Here are the Canoes.
Another group of Hawaiian legends, very incomplete, probably referring to Maui, but ascribed to other names, relates that a fisherman caught a large block of coral. He took it to his priest. After sacrificing, and consulting the gods, the priest advised the fisherman to throw the coral back into the sea with incantations. While so doing this block became Hawaii-loa. The fishing continued and blocks of coral were caught and thrown back into the sea until all the islands appeared. Hints of this legend cling to other island groups as well as to the Hawaiian Islands. Fornander credits a fisherman from foreign lands as thus bringing forth the Hawaiian Islands from the deep seas. The reference occurs in part of a chant known as that of a friend of Paao—the priest who is supposed to have come from Samoa to Hawaii in the eleventh century. This priest calls for his companions:
"Here are the canoes. Get aboard.
Come along, and dwell on Hawaii with the green back.
A land which was found in the ocean,
A land thrown up from the sea—
From the very depths of Kanaloa,
The white coral, in the watery caves,
That was caught on the hook of the fisherman."

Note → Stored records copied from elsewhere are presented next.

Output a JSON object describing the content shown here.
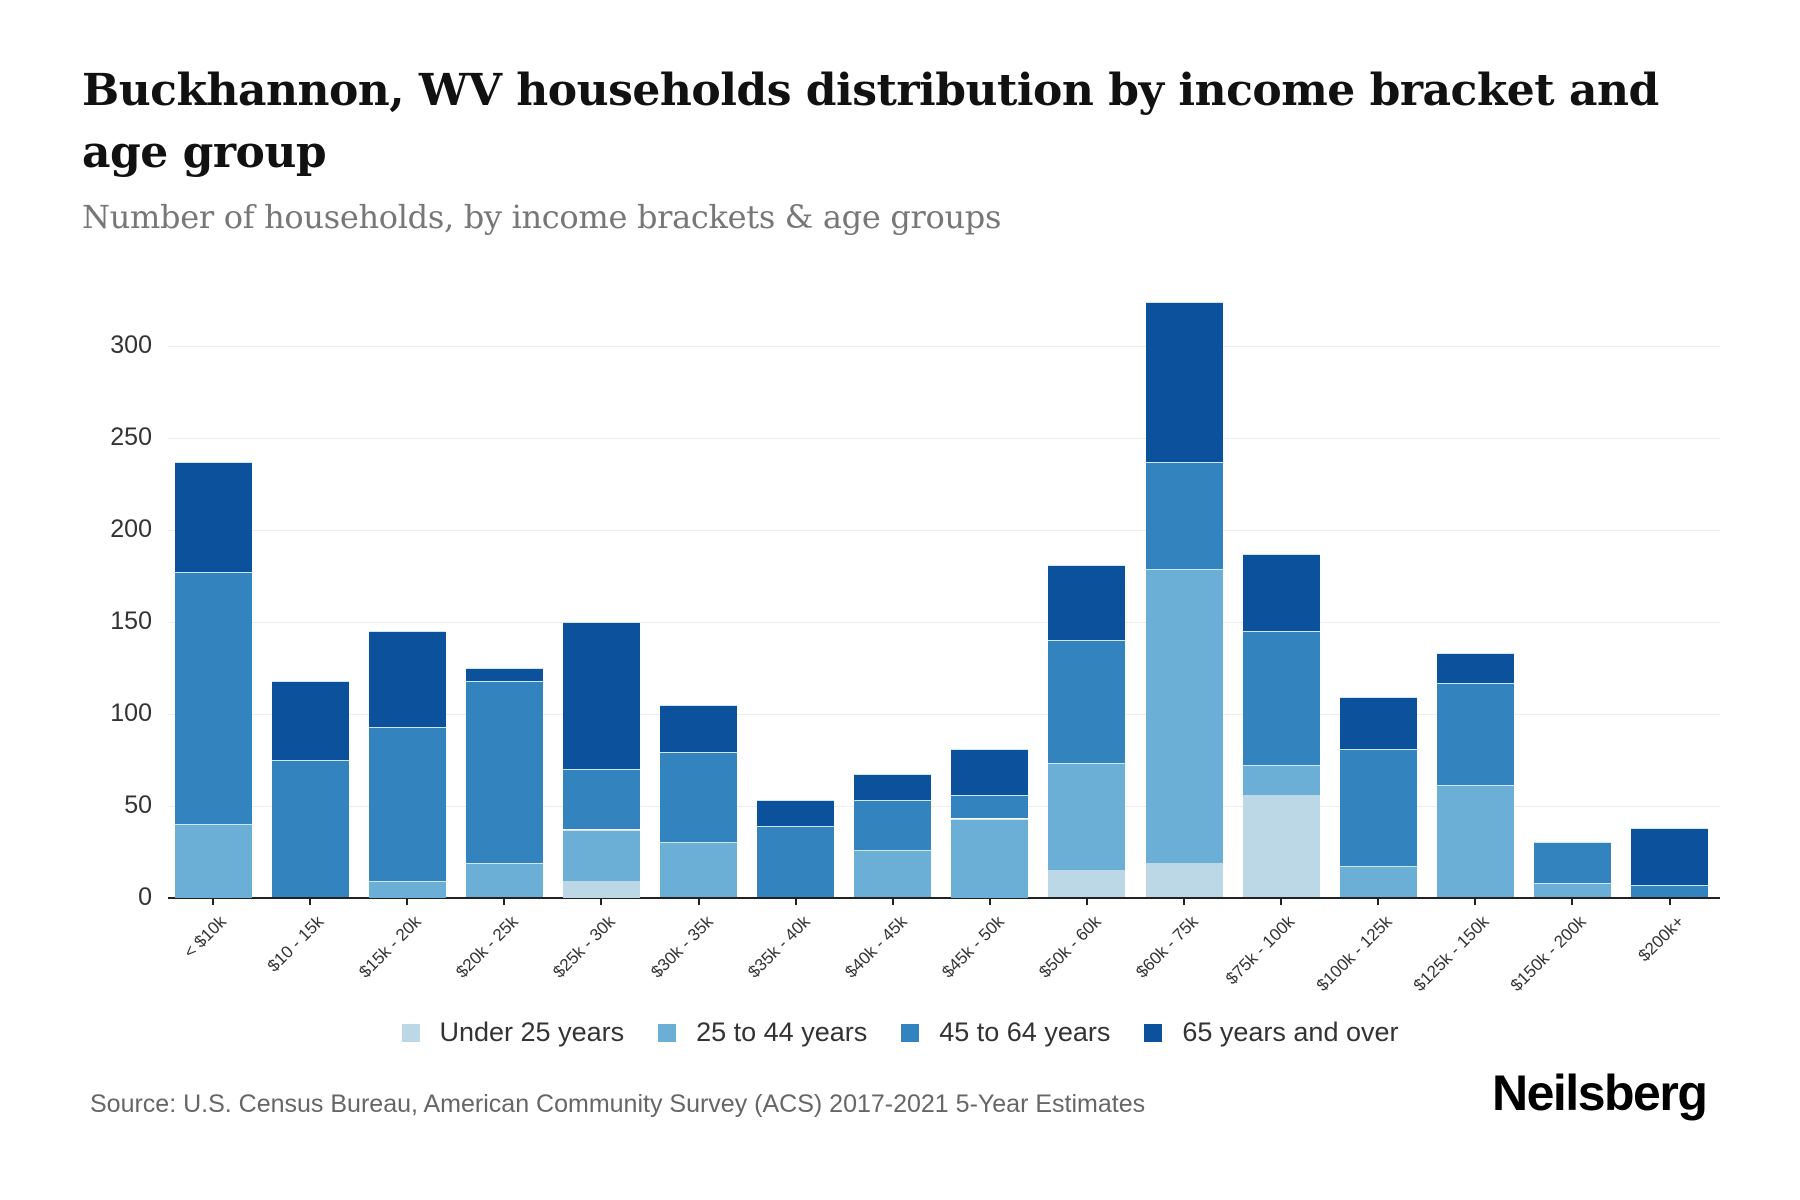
{
  "header": {
    "title": "Buckhannon, WV households distribution by income bracket and age group",
    "subtitle": "Number of households, by income brackets & age groups"
  },
  "footer": {
    "source": "Source: U.S. Census Bureau, American Community Survey (ACS) 2017-2021 5-Year Estimates",
    "brand": "Neilsberg"
  },
  "colors": {
    "under_25": "#bcd7e6",
    "age_25_44": "#6baed6",
    "age_45_64": "#3383be",
    "age_65_plus": "#0b519c"
  },
  "legend": [
    {
      "label": "Under 25 years",
      "color": "#bcd7e6"
    },
    {
      "label": "25 to 44 years",
      "color": "#6baed6"
    },
    {
      "label": "45 to 64 years",
      "color": "#3383be"
    },
    {
      "label": "65 years and over",
      "color": "#0b519c"
    }
  ],
  "chart_data": {
    "type": "bar",
    "stacked": true,
    "title": "Buckhannon, WV households distribution by income bracket and age group",
    "subtitle": "Number of households, by income brackets & age groups",
    "xlabel": "",
    "ylabel": "",
    "ylim": [
      0,
      330
    ],
    "yticks": [
      0,
      50,
      100,
      150,
      200,
      250,
      300
    ],
    "grid": true,
    "legend_position": "bottom",
    "categories": [
      "< $10k",
      "$10 - 15k",
      "$15k - 20k",
      "$20k - 25k",
      "$25k - 30k",
      "$30k - 35k",
      "$35k - 40k",
      "$40k - 45k",
      "$45k - 50k",
      "$50k - 60k",
      "$60k - 75k",
      "$75k - 100k",
      "$100k - 125k",
      "$125k - 150k",
      "$150k - 200k",
      "$200k+"
    ],
    "series": [
      {
        "name": "Under 25 years",
        "color": "#bcd7e6",
        "values": [
          0,
          0,
          0,
          0,
          9,
          0,
          0,
          0,
          0,
          15,
          19,
          56,
          0,
          0,
          0,
          0
        ]
      },
      {
        "name": "25 to 44 years",
        "color": "#6baed6",
        "values": [
          40,
          0,
          9,
          19,
          28,
          30,
          0,
          26,
          43,
          58,
          160,
          16,
          17,
          61,
          8,
          0
        ]
      },
      {
        "name": "45 to 64 years",
        "color": "#3383be",
        "values": [
          137,
          75,
          84,
          99,
          33,
          49,
          39,
          27,
          13,
          67,
          58,
          73,
          64,
          56,
          22,
          7
        ]
      },
      {
        "name": "65 years and over",
        "color": "#0b519c",
        "values": [
          60,
          43,
          52,
          7,
          80,
          26,
          14,
          14,
          25,
          41,
          87,
          42,
          28,
          16,
          0,
          31
        ]
      }
    ],
    "totals": [
      237,
      118,
      145,
      125,
      150,
      105,
      53,
      67,
      81,
      181,
      324,
      187,
      109,
      133,
      30,
      38
    ]
  }
}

The god Kanaloa is sometimes known as a ruler of the under-world, whose land was caught by Maui's hook and brought up in islands. Thus in the legends the thought has been perpetuated that some one of the ancestors of the Polynesians made voyages and discovered islands.

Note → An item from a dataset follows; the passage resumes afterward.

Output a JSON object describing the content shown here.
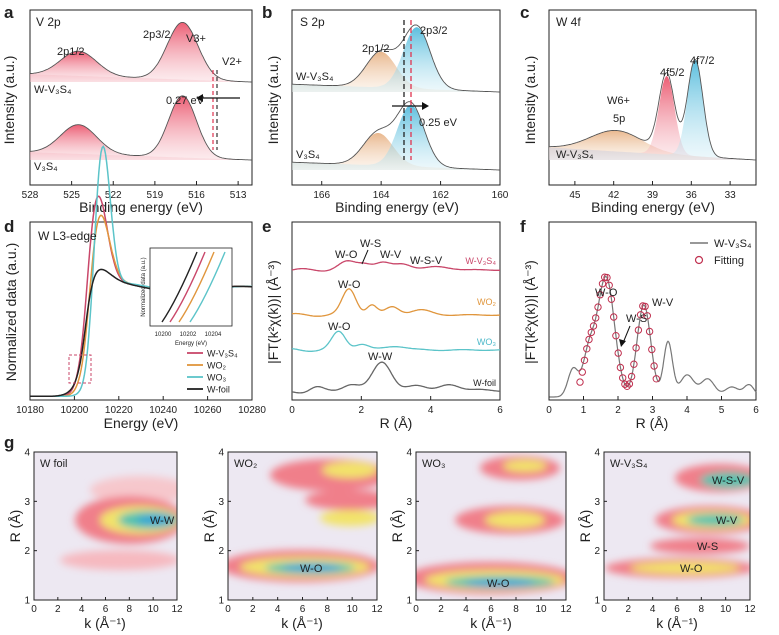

In the time of Umi, King of Hawaii, there is the following record of an immense bone fish-hook, which was called the "fish-hook of Maui:"
"In the night of Muku (the last night of the month), a priest and his servants took a man, killed him, and fastened his body to the hook, which bore the name Manai-a-ka-lani, and dragged it to the heiau (temple) as a 'fish,' and placed it on the altar."
This hook was kept until the time of Kamehameha I. From time to time he tried to break it, and pulled until he perspired.
Peapea, a brother of Kaahumanu, took the hook and broke it. He was afraid that Kamehameha would kill him. Kaahumanu, however, soothed the King, and he passed the matter over. The broken bone was probably thrown away.